Buenzle v. Newport Amusement Association

68 A. 721, 29 R.I. 23, 1908 R.I. LEXIS 4
CourtSupreme Court of Rhode Island
DecidedFebruary 10, 1908
StatusPublished
Cited by5 cases

This text of 68 A. 721 (Buenzle v. Newport Amusement Association) is published on Counsel Stack Legal Research, covering Supreme Court of Rhode Island primary law. Counsel Stack provides free access to over 12 million legal documents including statutes, case law, regulations, and constitutions.

Bluebook
Buenzle v. Newport Amusement Association, 68 A. 721, 29 R.I. 23, 1908 R.I. LEXIS 4 (R.I. 1908).

Opinion

Parkhurst, J.

This is an action of assumpsit, brought by the plaintiff, Fred J. Buenzle, against the Newport Amusement Association.

The declaration alleges the liability of the defendants in damages to the plaintiff by reason of a breach of the defendants’ . contract arising out of the sale of an admission ticket to the defendants’ dance hall and the refusal of the defendants to admit the plaintiff thereto on September 8, 1906.

The case was tried before the Superior Court and a jury on the sixth day of June, 1907. The evidence of the plaintiff showed that he purchased a ticket of admission to the defendants’ dance hall in civilian clothing on September 8, 1906; that *24 thereafter he went to a field near said dance hall and took off his civilian coat and hat and put on the cap and the coat which constitute the uniform of a petty officer in the United States navy. The evidence further showed that after making such change in his attire the plaintiff presented his ticket of admission at the defendants’ dance hall and was refused admission thereto on the ground that he was in uniform; that the twenty-five cents paid for said ticket was offered to the plaintiff, but that he went away without waiting to have the price of said ticket refunded.

There is also evidence that some other persons were present at the time, and that the plaintiff felt humiliated by reason of the refusal of the defendants to admit him to said dance hall.

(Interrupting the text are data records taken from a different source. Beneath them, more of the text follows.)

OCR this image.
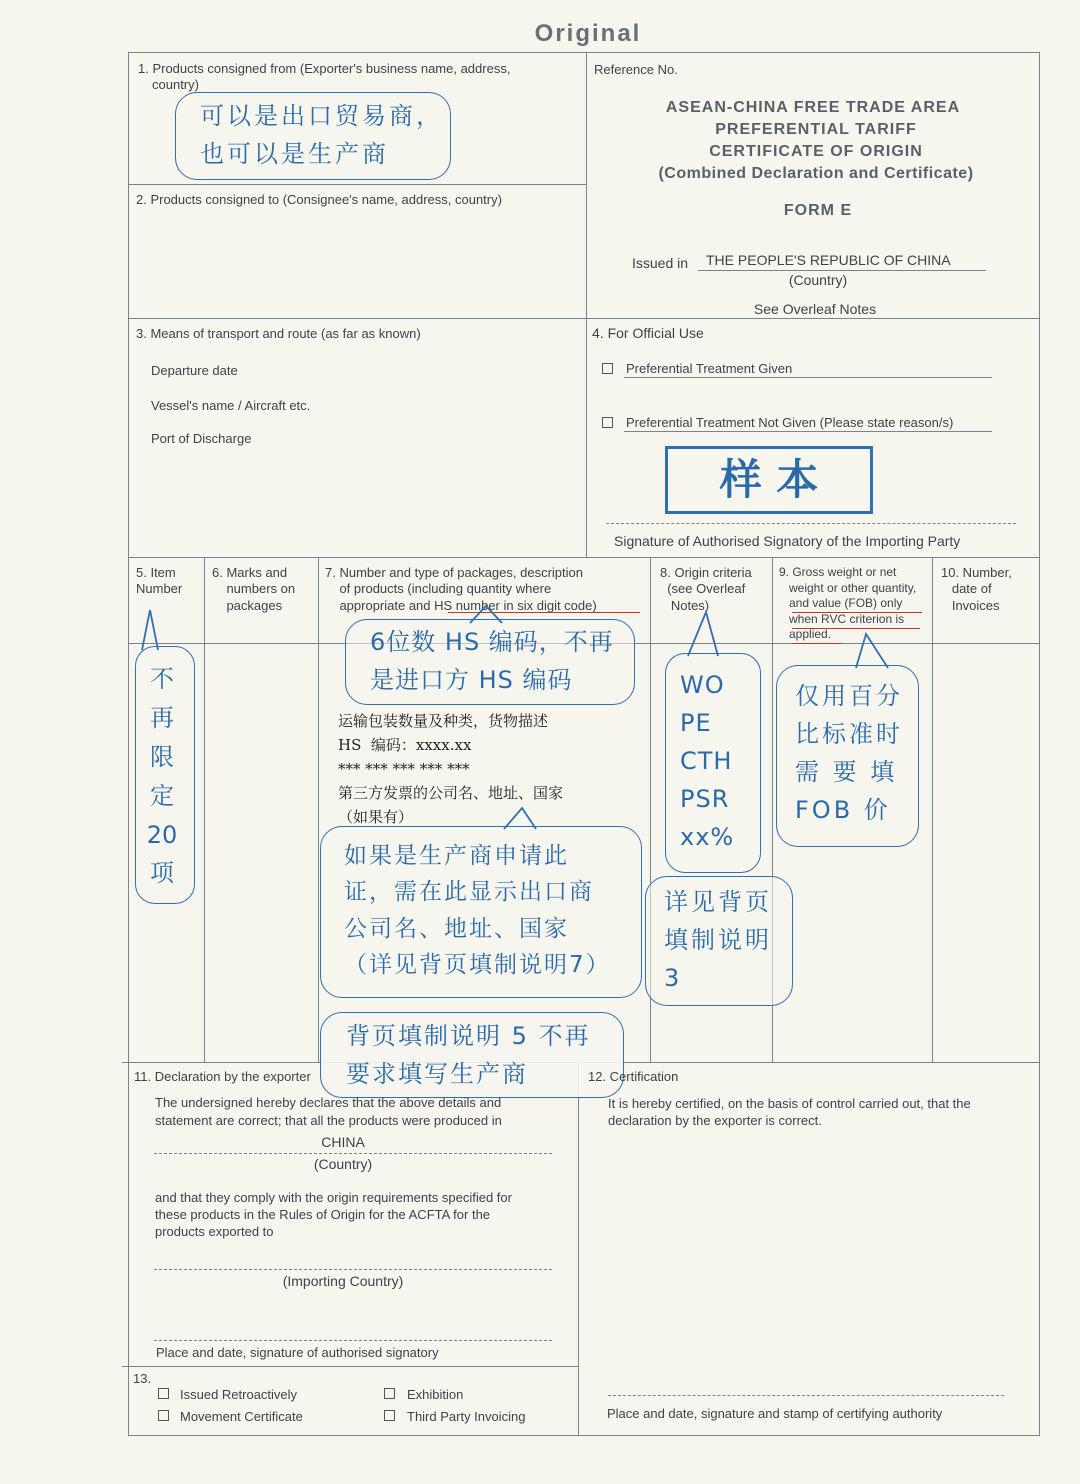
Original
1. Products consigned from (Exporter's business name, address,
country)
可以是出口贸易商，
也可以是生产商
2. Products consigned to (Consignee's name, address, country)
Reference No.
ASEAN-CHINA FREE TRADE AREA
PREFERENTIAL TARIFF
CERTIFICATE OF ORIGIN
(Combined Declaration and Certificate)
FORM E
Issued in THE PEOPLE'S REPUBLIC OF CHINA
(Country)
See Overleaf Notes
3. Means of transport and route (as far as known)
Departure date
Vessel's name / Aircraft etc.
Port of Discharge
4. For Official Use
Preferential Treatment Given
Preferential Treatment Not Given (Please state reason/s)
样 本
Signature of Authorised Signatory of the Importing Party
5. Item
Number
6. Marks and
numbers on
packages
7. Number and type of packages, description
of products (including quantity where
appropriate and HS number in six digit code)
8. Origin criteria
(see Overleaf
Notes)
9. Gross weight or net
weight or other quantity,
and value (FOB) only
when RVC criterion is
applied.
10. Number,
date of
Invoices
不
再
限
定
20
项
6位数 HS 编码，不再
是进口方 HS 编码
运输包装数量及种类，货物描述
HS  编码：xxxx.xx
*** *** *** *** ***
第三方发票的公司名、地址、国家
（如果有）
如果是生产商申请此
证，需在此显示出口商
公司名、地址、国家
（详见背页填制说明7）
WO
PE
CTH
PSR
xx%
详见背页
填制说明
3
仅用百分
比标准时
需 要 填
FOB 价
背页填制说明 5 不再
要求填写生产商
11. Declaration by the exporter
The undersigned hereby declares that the above details and
statement are correct; that all the products were produced in
CHINA
(Country)
and that they comply with the origin requirements specified for
these products in the Rules of Origin for the ACFTA for the
products exported to
(Importing Country)
Place and date, signature of authorised signatory
12. Certification
It is hereby certified, on the basis of control carried out, that the
declaration by the exporter is correct.
Place and date, signature and stamp of certifying authority
13.
Issued Retroactively
Movement Certificate
Exhibition
Third Party Invoicing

Upon the completion of the evidence on behalf of the plaintiff the defendants moved the court to instruct the jury to bring in a verdict for the plaintiff for the sum of twenty-five cents, that being the price paid for said ticket of admission by the plaintiff, and there being no evidence that the plaintiff had been subjected to any other expenses incident to the purchase and repudiation of said ticket. The court so instructed the jury, and a verdict was rendered for the plaintiff for the sum of twenty-five cents.

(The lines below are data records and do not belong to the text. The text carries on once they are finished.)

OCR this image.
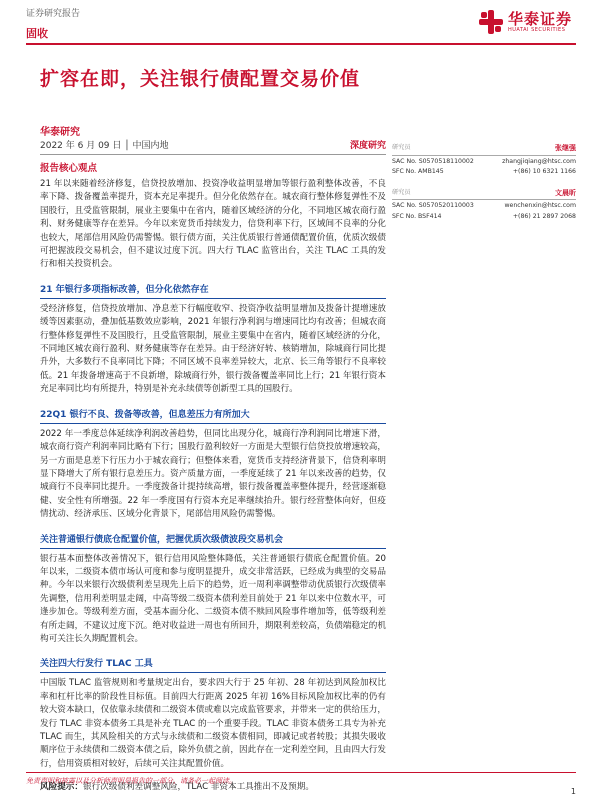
证券研究报告	华泰证券
HUATAI SECURITIES
固收
扩容在即，关注银行债配置交易价值
华泰研究
2022 年 6 月 09 日 │ 中国内地	深度研究
报告核心观点

21 年以来随着经济修复，信贷投放增加、投资净收益明显增加等银行盈利整体改善，不良率下降、拨备覆盖率提升，资本充足率提升。但分化依然存在。城农商行整体修复弹性不及国股行，且受监管限制，展业主要集中在省内，随着区域经济的分化，不同地区城农商行盈利、财务健康等存在差异。今年以来宽货币持续发力，信贷利率下行，区域间不良率的分化也较大，尾部信用风险仍需警惕。银行债方面，关注优质银行普通债配置价值，优质次级债可把握波段交易机会，但不建议过度下沉。四大行 TLAC 监管出台，关注 TLAC 工具的发行和相关投资机会。

21 年银行多项指标改善，但分化依然存在

受经济修复，信贷投放增加、净息差下行幅度收窄、投资净收益明显增加及拨备计提增速放缓等因素驱动，叠加低基数效应影响，2021 年银行净利润与增速同比均有改善；但城农商行整体修复弹性不及国股行，且受监管限制，展业主要集中在省内，随着区域经济的分化，不同地区城农商行盈利、财务健康等存在差异。由于经济好转、核销增加，除城商行同比提升外，大多数行不良率同比下降；不同区域不良率差异较大，北京、长三角等银行不良率较低。21 年拨备增速高于不良新增，除城商行外，银行拨备覆盖率同比上行；21 年银行资本充足率同比均有所提升，特别是补充永续债等创新型工具的国股行。

22Q1 银行不良、拨备等改善，但息差压力有所加大

2022 年一季度总体延续净利润改善趋势，但同比出现分化，城商行净利润同比增速下滑，城农商行资产利润率同比略有下行；国股行盈利较好一方面是大型银行信贷投放增速较高，另一方面是息差下行压力小于城农商行；但整体来看，宽货币支持经济背景下，信贷利率明显下降增大了所有银行息差压力。资产质量方面，一季度延续了 21 年以来改善的趋势，仅城商行不良率同比提升。一季度拨备计提持续高增，银行拨备覆盖率整体提升，经营逐渐稳健、安全性有所增强。22 年一季度国有行资本充足率继续抬升。银行经营整体向好，但疫情扰动、经济承压、区域分化背景下，尾部信用风险仍需警惕。

关注普通银行债底仓配置价值，把握优质次级债波段交易机会

银行基本面整体改善情况下，银行信用风险整体降低，关注普通银行债底仓配置价值。20 年以来，二级资本债市场认可度和参与度明显提升，成交非常活跃，已经成为典型的交易品种。今年以来银行次级债利差呈现先上后下的趋势，近一周利率调整带动优质银行次级债率先调整，信用利差明显走阔，中高等级二级资本债利差目前处于 21 年以来中位数水平，可逢步加仓。等级利差方面，受基本面分化、二级资本债不赎回风险事件增加等，低等级利差有所走阔，不建议过度下沉。绝对收益进一周也有所回升，期限利差较高，负债端稳定的机构可关注长久期配置机会。

关注四大行发行 TLAC 工具

中国版 TLAC 监管规则和考量规定出台，要求四大行于 25 年初、28 年初达到风险加权比率和杠杆比率的阶段性目标值。目前四大行距离 2025 年初 16%目标风险加权比率的仍有较大资本缺口，仅依靠永续债和二级资本债或难以完成监管要求，并带来一定的供给压力，发行 TLAC 非资本债务工具是补充 TLAC 的一个重要手段。TLAC 非资本债务工具专为补充 TLAC 而生，其风险相关的方式与永续债和二级资本债相同，即减记或者转股；其损失吸收顺序位于永续债和二级资本债之后，除外负债之前，因此存在一定利差空间，且由四大行发行，信用资质相对较好，后续可关注其配置价值。

风险提示：银行次级债利差调整风险，TLAC 非资本工具推出不及预期。

研究员	张继强
SAC No. S0570518110002	zhangjiqiang@htsc.com
SFC No. AMB145	+(86) 10 6321 1166
研究员	文晨昕
SAC No. S0570520110003	wenchenxin@htsc.com
SFC No. BSF414	+(86) 21 2897 2068
免责声明和披露以及分析师声明是报告的一部分，请务必一起阅读。
1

The specific question raised upon the record is the correctness of the ruling of the justice of the Superior Court, in excluding the consideration of the plaintiff’s humiliation as an element of damages, and in instructing the jury upon the evidence to bring in a verdict for the plaintiff in the sum of twenty-five cents.

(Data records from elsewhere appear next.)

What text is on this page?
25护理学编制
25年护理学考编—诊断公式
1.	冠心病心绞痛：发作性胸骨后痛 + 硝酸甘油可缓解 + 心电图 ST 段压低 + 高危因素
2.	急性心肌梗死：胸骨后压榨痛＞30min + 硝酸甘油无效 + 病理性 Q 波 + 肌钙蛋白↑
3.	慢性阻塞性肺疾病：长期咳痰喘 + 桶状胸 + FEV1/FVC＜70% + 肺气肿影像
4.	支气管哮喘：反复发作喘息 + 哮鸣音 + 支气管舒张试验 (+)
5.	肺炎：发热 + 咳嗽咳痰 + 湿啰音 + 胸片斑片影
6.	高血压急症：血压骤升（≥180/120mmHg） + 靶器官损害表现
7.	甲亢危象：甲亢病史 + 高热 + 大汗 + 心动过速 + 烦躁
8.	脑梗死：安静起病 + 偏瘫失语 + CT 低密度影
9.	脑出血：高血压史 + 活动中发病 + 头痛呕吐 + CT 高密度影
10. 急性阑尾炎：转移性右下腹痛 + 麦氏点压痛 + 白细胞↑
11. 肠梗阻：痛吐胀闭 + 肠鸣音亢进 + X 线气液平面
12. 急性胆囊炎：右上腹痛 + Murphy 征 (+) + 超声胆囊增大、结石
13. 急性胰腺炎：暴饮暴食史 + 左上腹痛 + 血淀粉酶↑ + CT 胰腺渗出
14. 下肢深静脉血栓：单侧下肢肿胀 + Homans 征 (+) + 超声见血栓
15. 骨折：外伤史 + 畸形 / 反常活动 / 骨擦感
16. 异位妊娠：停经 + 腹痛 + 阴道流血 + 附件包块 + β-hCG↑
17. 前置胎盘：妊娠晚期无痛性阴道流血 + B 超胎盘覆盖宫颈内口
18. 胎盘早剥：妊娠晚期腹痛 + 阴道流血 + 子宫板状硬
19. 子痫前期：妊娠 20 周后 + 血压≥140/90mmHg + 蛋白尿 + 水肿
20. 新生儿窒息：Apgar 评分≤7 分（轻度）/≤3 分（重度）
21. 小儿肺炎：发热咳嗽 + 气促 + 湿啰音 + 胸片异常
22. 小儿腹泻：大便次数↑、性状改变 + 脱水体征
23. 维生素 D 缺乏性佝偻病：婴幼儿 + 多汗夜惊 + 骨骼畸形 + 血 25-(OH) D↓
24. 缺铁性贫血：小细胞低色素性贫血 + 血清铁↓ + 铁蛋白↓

It is admitted by the plaintiff that he had been informed that admission to this dance hall was denied to men in uniform; and is also admitted by him that he was guilty of a breach of regulations, for which he was liable to punishment, in presenting himself at the pavilion in citizen’s clothing when he purchased the ticket. It is evident, therefore, that he was attempting “to make a case,” in doing as he did. In his cross-examination he testifies as follows: “Q. You expected to be refused when you presented that ticket in uniform, didn’t you? A. Not exactly. I wished to know if I would be refused. I *25 wished to know, if there was any discrimination, whether it was against me personally, for any personal disqualification, or whether it was against the uniform. Q. But you expected it, and you wanted to find that out. Answer my question. You expected to be refused admission, didn’t you? A. I wasn’t sure. I heard the men were discriminated against for the blue blouse and the shirt sleeves, but I didn’t expect to he refused admission. Q. You did not. A. I didn’t expect to be refused admission in a white shirt and a collar and tie, ns any citizen, with only the difference of a rating badge and brass buttons.” If he had simply desired to find out whether men in uniform were excluded, he could easily have ascertained that fact (without breach of naval regulation) by presenting himself in uniform at the time of the purchase of the ticket; •and he would then, doubtless, have been informed of the rule regarding uniforms and would have been refused a ticket unless he agreed to comply with the rule. There would then have been no issue of the ticket, and no case by reason of its repudiation; and there need not have been any public humiliation, unless the plaintiff himself saw fit to publish the fact that he had been refused admission on account of his uniform. «Such humiliation, therefore, as the plaintiff has suffered, under these circumstances, has been occasioned by his own acts.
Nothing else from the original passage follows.